If you stick to mastering the Four Dials of Engineering Management and maintain your skills as a tech lead, you’ll find the Technical Lead Manager role to be very rewarding and easy to transition into. Depending on your companies needs, there are a few other duties I want to call out that you should be aware of that EMs also do so you aren’t blindsided:

  • Hiring. When the money is rolling in, you’re inevitably going to be growing your team. You’re not only going to be on the other side of the interview, but you may not be interviewing for just technical skills. Oftentimes engineering managers assess things like culture fit and soft skills. I’ll save this one for another post, but for now, I would just Google how to run a cultural interview because there are plenty of dos and don’ts you need to consider to keep your interview above board.
  • Firing. With great power comes great responsibility. As much fun as it is to bring in great people, it is equally crushing to let go of underperformers. Performance management is all about retaining great talent and coaching your direct reports to be the best they can be. Sometimes that’s just not enough. The key here is to document everything and ensure you have a strong case for why this person cannot be saved. This cannot be a gut feeling. You need plenty of documentation of continued underperformance and failure to adopt feedback before you should consider things like PIPs (Performance Improvement Plans). When in doubt, check with your HR or People team on how to handle these scenarios.
  • Performance Reviews, Compensation, and Promotion. If you have great people and you are following the Four Dials of Engineering Management to get the most out of your team, you’re putting them on the path to upskilling them. They will recognize their metamorphosis and demand more pay or a title bump. Like the previous point, these merits cannot be based on gut feelings alone. Instead, help your directs build an ironclad case for why they should be recognized. Someone will ask you to justify why your direct deserves a promotion and a bonus. If you can delegate the rationale to your direct, not only will they be able to justify their raise, but so will you.

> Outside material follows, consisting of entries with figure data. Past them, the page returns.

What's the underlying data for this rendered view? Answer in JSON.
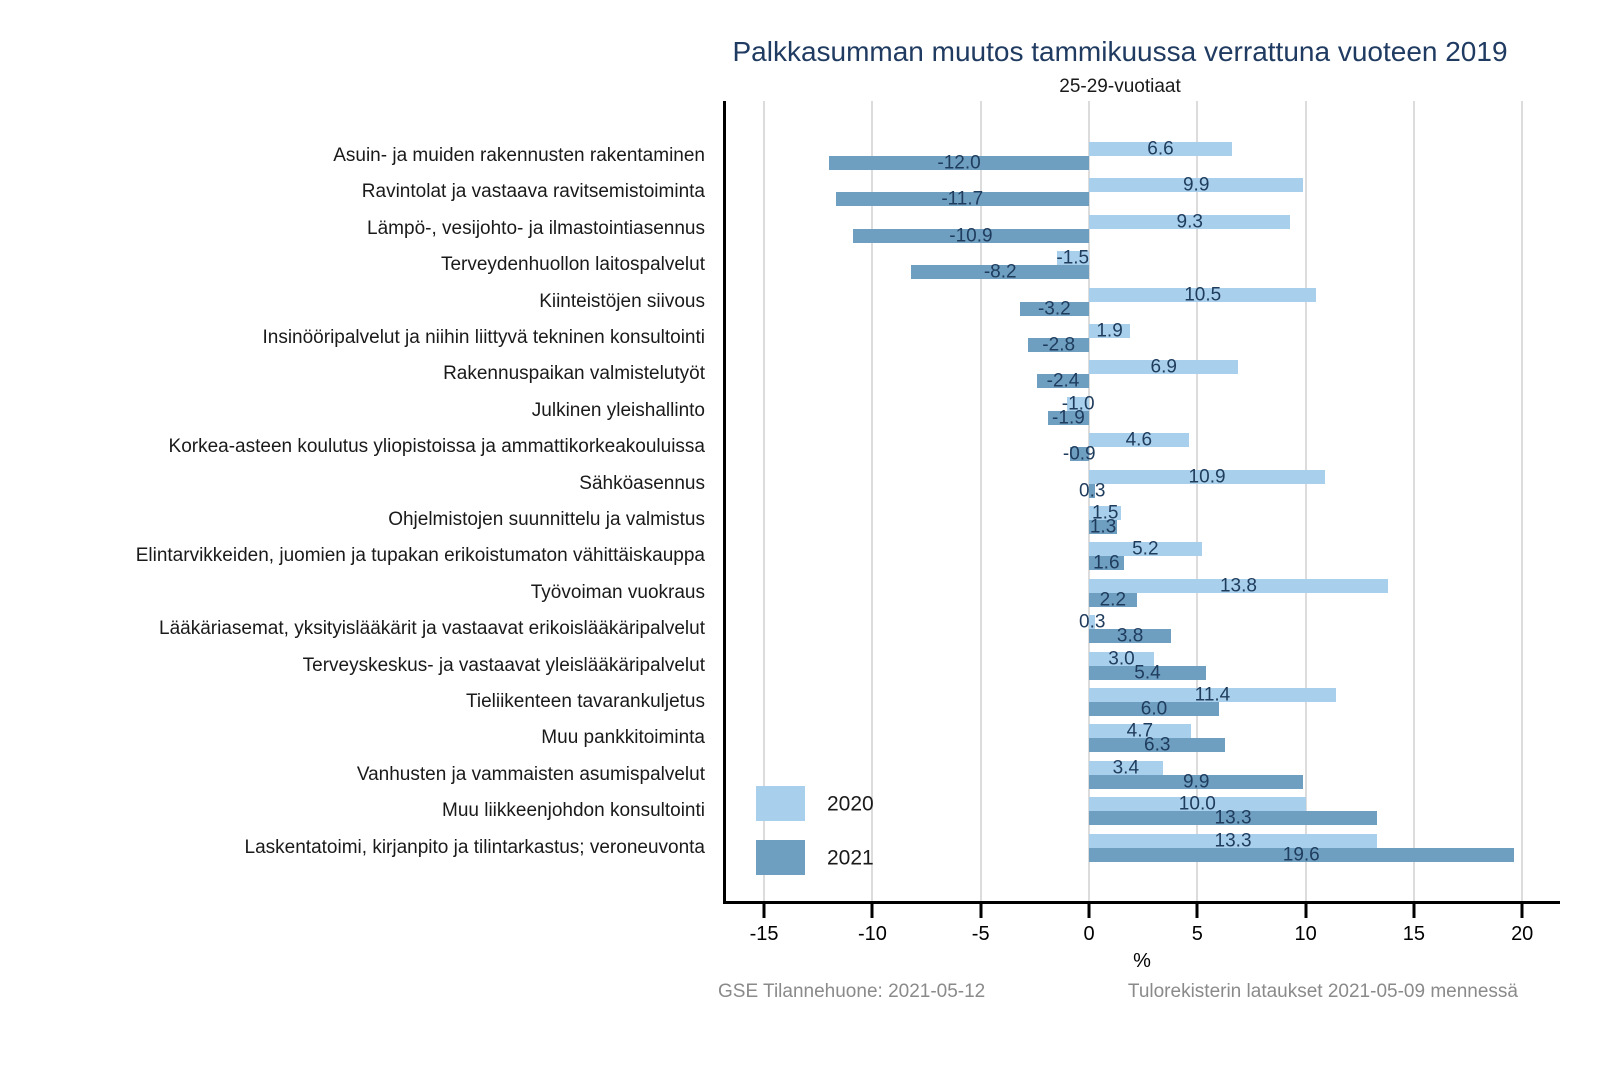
{
  "title": "Palkkasumman muutos tammikuussa verrattuna vuoteen 2019",
  "subtitle": "25-29-vuotiaat",
  "footer": {
    "left": "GSE Tilannehuone: 2021-05-12",
    "right": "Tulorekisterin lataukset 2021-05-09 mennessä"
  },
  "colors": {
    "series_2020": "#a8cfeb",
    "series_2021": "#6e9ec0",
    "title_text": "#203b61",
    "value_label_text": "#1f3c5d",
    "gridline": "#dcdcdc",
    "footer_text": "#8a8a8a",
    "axis": "#000000"
  },
  "chart_data": {
    "type": "bar",
    "orientation": "horizontal",
    "title": "Palkkasumman muutos tammikuussa verrattuna vuoteen 2019",
    "subtitle": "25-29-vuotiaat",
    "xlabel": "%",
    "xlim": [
      -17,
      21.8
    ],
    "x_ticks": [
      -15,
      -10,
      -5,
      0,
      5,
      10,
      15,
      20
    ],
    "grid": true,
    "value_labels": true,
    "legend_position": "bottom-left-inside",
    "categories": [
      "Asuin- ja muiden rakennusten rakentaminen",
      "Ravintolat ja vastaava ravitsemistoiminta",
      "Lämpö-, vesijohto- ja ilmastointiasennus",
      "Terveydenhuollon laitospalvelut",
      "Kiinteistöjen siivous",
      "Insinööripalvelut ja niihin liittyvä tekninen konsultointi",
      "Rakennuspaikan valmistelutyöt",
      "Julkinen yleishallinto",
      "Korkea-asteen koulutus yliopistoissa ja ammattikorkeakouluissa",
      "Sähköasennus",
      "Ohjelmistojen suunnittelu ja valmistus",
      "Elintarvikkeiden, juomien ja tupakan erikoistumaton vähittäiskauppa",
      "Työvoiman vuokraus",
      "Lääkäriasemat, yksityislääkärit ja vastaavat erikoislääkäripalvelut",
      "Terveyskeskus- ja vastaavat yleislääkäripalvelut",
      "Tieliikenteen tavarankuljetus",
      "Muu pankkitoiminta",
      "Vanhusten ja vammaisten asumispalvelut",
      "Muu liikkeenjohdon konsultointi",
      "Laskentatoimi, kirjanpito ja tilintarkastus; veroneuvonta"
    ],
    "series": [
      {
        "name": "2020",
        "color": "#a8cfeb",
        "values": [
          6.6,
          9.9,
          9.3,
          -1.5,
          10.5,
          1.9,
          6.9,
          -1.0,
          4.6,
          10.9,
          1.5,
          5.2,
          13.8,
          0.3,
          3.0,
          11.4,
          4.7,
          3.4,
          10.0,
          13.3
        ]
      },
      {
        "name": "2021",
        "color": "#6e9ec0",
        "values": [
          -12.0,
          -11.7,
          -10.9,
          -8.2,
          -3.2,
          -2.8,
          -2.4,
          -1.9,
          -0.9,
          0.3,
          1.3,
          1.6,
          2.2,
          3.8,
          5.4,
          6.0,
          6.3,
          9.9,
          13.3,
          19.6
        ]
      }
    ]
  }
}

Conclusion and Further Reading

This post is long enough (and I’m tired enough) that you should be well on your way to a successful trial at engineering management. I want to thank this post for inspiring me to consider Technical Lead Managers as a great bridge to delegating management responsibilities to your team.

All of these tools and strategies were tried and tested by me over the last several years as an engineering manager. All of them are backed up by the amazing engineering management books, podcasts, and blogs I’ve read over the years. An exhaustive reading/listening list can be found here, though I’d like to call out a few pieces I’ve found especially useful over the years:

  • The Effective Manager by Mark Horstman (and the accompanying Manager Tools podcast)
  • Resilient Management by Lara Hogan
  • High Output Management by Andy Grove
  • The 27 Challenges Managers Face by Bruce Tulgan (particularly for conflict resolution)
  • Accelerate by Nicole Forsgren, Jez Humble, and Gene Kim
  • An Elegant Puzzle by Will Larson
  • Extreme Ownership by Jocko Willink (and his Jocko Podcast)
  • The Making of a Manager by Julie Zhuo
  • The Manager’s Path by Camille Fournier
  • The Talent Code by Daniel Coyle

I’ve read all of these books and are the basis for how this guide was built. If you want to learn more about anything discussed in this guide, I would encourage you to read the source material above. Let me know what you found most helpful or if you’d like clarity on any of this on Twitter and I’d be happy to walk you through any of the finer points.

Best of luck and remember that management is a skill just like anything else. With a combination of study and practice, you’ll be well on your way to greatness!